Ian McEwan beschreibt ganz fantastisch das Spannungsfeld von Berufs- und Privatleben, in dem die Richterin sich bewegt. Und wie es ihr gelingen muss, sich voll und ganz auf ihren Fall und die Einzelschicksale, die sich dahinter verbergen einzulassen – und private Probleme hinten anzustellen.
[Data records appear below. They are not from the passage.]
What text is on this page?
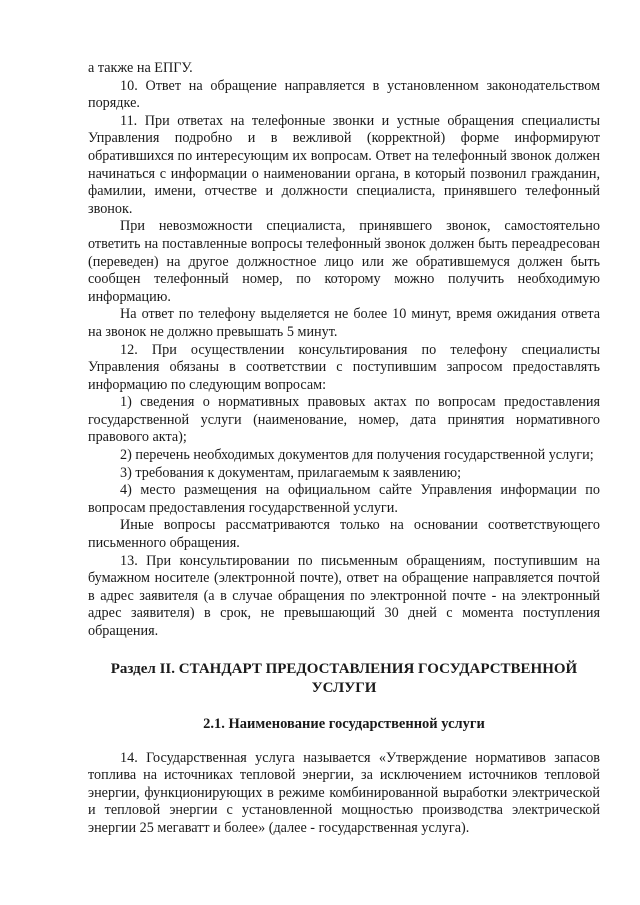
а также на ЕПГУ.

10. Ответ на обращение направляется в установленном законодательством порядке.

11. При ответах на телефонные звонки и устные обращения специалисты Управления подробно и в вежливой (корректной) форме информируют обратившихся по интересующим их вопросам. Ответ на телефонный звонок должен начинаться с информации о наименовании органа, в который позвонил гражданин, фамилии, имени, отчестве и должности специалиста, принявшего телефонный звонок.

При невозможности специалиста, принявшего звонок, самостоятельно ответить на поставленные вопросы телефонный звонок должен быть переадресован (переведен) на другое должностное лицо или же обратившемуся должен быть сообщен телефонный номер, по которому можно получить необходимую информацию.

На ответ по телефону выделяется не более 10 минут, время ожидания ответа на звонок не должно превышать 5 минут.

12. При осуществлении консультирования по телефону специалисты Управления обязаны в соответствии с поступившим запросом предоставлять информацию по следующим вопросам:

1) сведения о нормативных правовых актах по вопросам предоставления государственной услуги (наименование, номер, дата принятия нормативного правового акта);

2) перечень необходимых документов для получения государственной услуги;

3) требования к документам, прилагаемым к заявлению;

4) место размещения на официальном сайте Управления информации по вопросам предоставления государственной услуги.

Иные вопросы рассматриваются только на основании соответствующего письменного обращения.

13. При консультировании по письменным обращениям, поступившим на бумажном носителе (электронной почте), ответ на обращение направляется почтой в адрес заявителя (а в случае обращения по электронной почте - на электронный адрес заявителя) в срок, не превышающий 30 дней с момента поступления обращения.

Раздел II. СТАНДАРТ ПРЕДОСТАВЛЕНИЯ ГОСУДАРСТВЕННОЙ УСЛУГИ
2.1. Наименование государственной услуги

14. Государственная услуга называется «Утверждение нормативов запасов топлива на источниках тепловой энергии, за исключением источников тепловой энергии, функционирующих в режиме комбинированной выработки электрической и тепловой энергии с установленной мощностью производства электрической энергии 25 мегаватт и более» (далее - государственная услуга).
„Sie trat ein, alle erhoben sich, sie nahm Platz und wartete, bis die Parteien im Saal unten sich gesetzt hatten. Vor ihr lag ein dünner Stoß Papier, neben den sie ihren Federhalter legte. Erst dann, beim Anblick ihrer cremeweißen, sauberen Bögen, verschwanden die letzten Spuren, der Makel ihrer eigenen Situation vollständig aus ihrem Bewusstsein. Sie hatte kein Privatleben mehr, sie war bereit, sich vereinnahmen zu lassen.“
Einziges Manko an diesem Roman, weswegen ich auch einen Stern abziehe: Die persönlichen Konflikte zwischen Fiona und ihrem Mann Jack sowie dem 17-jährigen Adam waren für mich nicht ganz authentisch und die Religionskritik an den Zeugen Jehova nicht unbedingt neu. Ich möchte an dieser Stelle die Handlung nicht vorweg nehmen. Nur soviel, dass die Ehekrise in dieser Konstellation, wie McEwan die Ehe von Jack und Fiona beschreibt, irgendwie unglaubwürdig erscheint und mich der Plot an dieser Stelle nicht ganz überzeugt hat. Und – ohne auch hier zuviel verraten zu wollen – die zwischenmenschliche Entwicklung zwischen der Richterin und ihrem minderjährigen Schützling ist für mich auch nicht so recht nachvollziehbar. Großartig fand ich hingegen das Feingefühl des Autors, mit dem er die Stimmung in der Ehe und dem Konflikt von Fiona und Jack einfängt und diese lähmende Unfähigkeit Wichtiges auszudiskutieren. Diese Unfähigkeit, die entstehen kann, wenn man emotional zu gefangen ist in einer Situation oder einfach restlos überfordert, wenn man gefangen ist in einer Art emotionaler Sprachlosigkeit.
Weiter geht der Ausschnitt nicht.